La mujer sin cabeza y el hombre que se la devolvió
Mi primer cuento fue sobre cómo moría decapitada la directora de mi colegio al acercarse demasiado al columpio en donde iba yo a toda velocidad de un lado para otro. Le arrancaba la cabeza y había sangre púrpura y brillante por todas partes. Las niñas lloraban y los niños empezaban a jugar fútbol con la cabeza. Uno de ellos le sacó el ojo de una de las cuencas, se paró frente a las niñas y se lo metió en la boca haciéndolo explotar. Ellas gritaron y varios vomitaron. Luego vino la risa.

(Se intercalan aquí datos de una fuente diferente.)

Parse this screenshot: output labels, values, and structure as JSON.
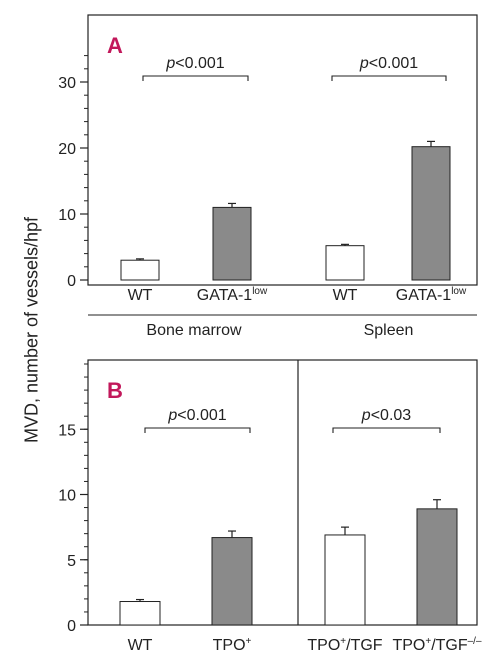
{
  "figure": {
    "ylabel": "MVD, number of vessels/hpf"
  },
  "chart_data": [
    {
      "type": "bar",
      "panel_label": "A",
      "ylim": [
        0,
        35
      ],
      "yticks": [
        0,
        10,
        20,
        30
      ],
      "categories": [
        "WT",
        "GATA-1",
        "WT",
        "GATA-1"
      ],
      "category_superscripts": [
        "",
        "low",
        "",
        "low"
      ],
      "values": [
        3,
        11,
        5.2,
        20.2
      ],
      "errors": [
        0.2,
        0.6,
        0.2,
        0.8
      ],
      "bar_fill": [
        "#ffffff",
        "#8a8a8a",
        "#ffffff",
        "#8a8a8a"
      ],
      "groups": [
        {
          "label": "Bone marrow",
          "bars": [
            0,
            1
          ]
        },
        {
          "label": "Spleen",
          "bars": [
            2,
            3
          ]
        }
      ],
      "significance": [
        {
          "pair": [
            0,
            1
          ],
          "text_italic": "p",
          "text": "<0.001"
        },
        {
          "pair": [
            2,
            3
          ],
          "text_italic": "p",
          "text": "<0.001"
        }
      ]
    },
    {
      "type": "bar",
      "panel_label": "B",
      "ylim": [
        0,
        20
      ],
      "yticks": [
        0,
        5,
        10,
        15
      ],
      "categories": [
        "WT",
        "TPO",
        "TPO",
        "TPO"
      ],
      "category_superscripts": [
        "",
        "+",
        "+",
        "+"
      ],
      "category_suffix": [
        "",
        "",
        "/TGF",
        "/TGF"
      ],
      "category_suffix_superscripts": [
        "",
        "",
        "",
        "–/–"
      ],
      "values": [
        1.8,
        6.7,
        6.9,
        8.9
      ],
      "errors": [
        0.15,
        0.5,
        0.6,
        0.7
      ],
      "bar_fill": [
        "#ffffff",
        "#8a8a8a",
        "#ffffff",
        "#8a8a8a"
      ],
      "significance": [
        {
          "pair": [
            0,
            1
          ],
          "text_italic": "p",
          "text": "<0.001"
        },
        {
          "pair": [
            2,
            3
          ],
          "text_italic": "p",
          "text": "<0.03"
        }
      ]
    }
  ],
  "colors": {
    "panel_label": "#c2185b",
    "axis": "#222222",
    "filled_bar": "#8a8a8a"
  }
}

La profesora de literatura me llevó ante la Directora. Clara. La Directora Clara del Centro de Educación Individual. Me hicieron sentar en una mesa redonda a un costado de su oficina. Había un montón de cuadritos con fotos de plantas de follajes coloridos por toda la pared y varios trofeos dorados con medallas enredadas en ellos. El psicólogo estaba en uno de los asientos con sus codos sobre la mesa y los dedos entrelazados bajo la barbilla. Cada uno tenía una copia de mi manuscrito frente a sí. El psicólogo empezó:
-¿Sabes por qué te llamamos?
-No-, contesté.
-Te llamamos por lo que escribiste sobre Clarita.
Clarita tomó la hoja de papel entre sus manos y la alzó un poco de la mesa. Me miró y dijo: -A nosotros nos parece que esto no está bien. ¿Qué te hizo escribir algo como esto? ¿Es que me odias?-.
-No señora.
-Pero quieres que muera, ¿no?
-No señora. No quiero que usted muera, –dije-.
Todo lo que sabía de la muerte era por un canario de mi papá que apreté entre las manos hasta que dejó de respirar. Lo saqué de la jaula para verlo como hacía mi papá, para saber si era macho o hembra soplándole la panza. Me acuerdo de su vitalidad y de cómo volaba desesperado de un lado a otro esquivando mi mano, de la velocidad de mi corazón, y también de su quietud cuando me di cuenta de que no se movía y lo puse de vuelta en la jaula sobre el periódico. Mi papá nunca dijo una palabra al respecto. Simplemente cogió su pañuelo y sacó al muerto de la jaula tirándolo a la basura. No hubo tristeza ni lágrimas. Supongo que tenía a otros cincuenta por alimentar y cuidar.
-Llevo veinte años educando a niños de todas las edades, y es la primera vez que leo algo como esto. ¡Y en cuarto de primaria!-.
La directora apretó su entrecejo con las puntas de los dedos y suspiró con los ojos cerrados. Sentí que una llama de orgullo se encendía en mi pecho. Se me notó.
-¿Estás sonriendo? Esto no es para reír. Esto es grave. Podríamos considerar esto como una amenaza y eso es una falta grave. Héctor, ayude a este muchachito. Confío en usted-.
La directora salió y cerró la puerta con firmeza. El psicólogo sacó una libreta y unas hojas y comenzó a hacerme preguntas. Que si mis papás me pegaban, que si se odiaban, que si alguien en la familia me había tocado de forma “incorrecta”, que si alguien había muerto. No-no-no-no. Imagino que de haber contestado a alguna de esas preguntas con un “sí”, el tipo hubiera dicho “¡Eureka!, tenemos un niño traumatizado”, pero no. Nada de eso. Luego el tipo me pasó una caja de colores y me pidió que pintara lo primero que se me viniera a la cabeza. Pinté unas montañas ocultando la mitad de un sol naciente, y un riachuelo que atravesaba el prado recién cortado frente a una cabaña de madera coronada por un hilillo de humo que salía por la chimenea de ladrillo. Un par de aves surcaba el cielo y una pequeña oveja las veía volar hacia el horizonte mientras anhelaba su libertad. El tipo cogió el dibujo y se quedó viéndolo un momento.
-Es muy bonito. A la directora la va a gustar saber que has pintado esto-.
Yo no entendía cuál era realmente la diferencia. Era una mentira como la anterior, pero por alguna razón se hacía más aceptable, más “bonita”. Comprendí que todo el mundo quería que le dijeran mentiras bonitas y que eso de alguna manera se relacionaba con el arte. Comencé a amar el arte inmediatamente.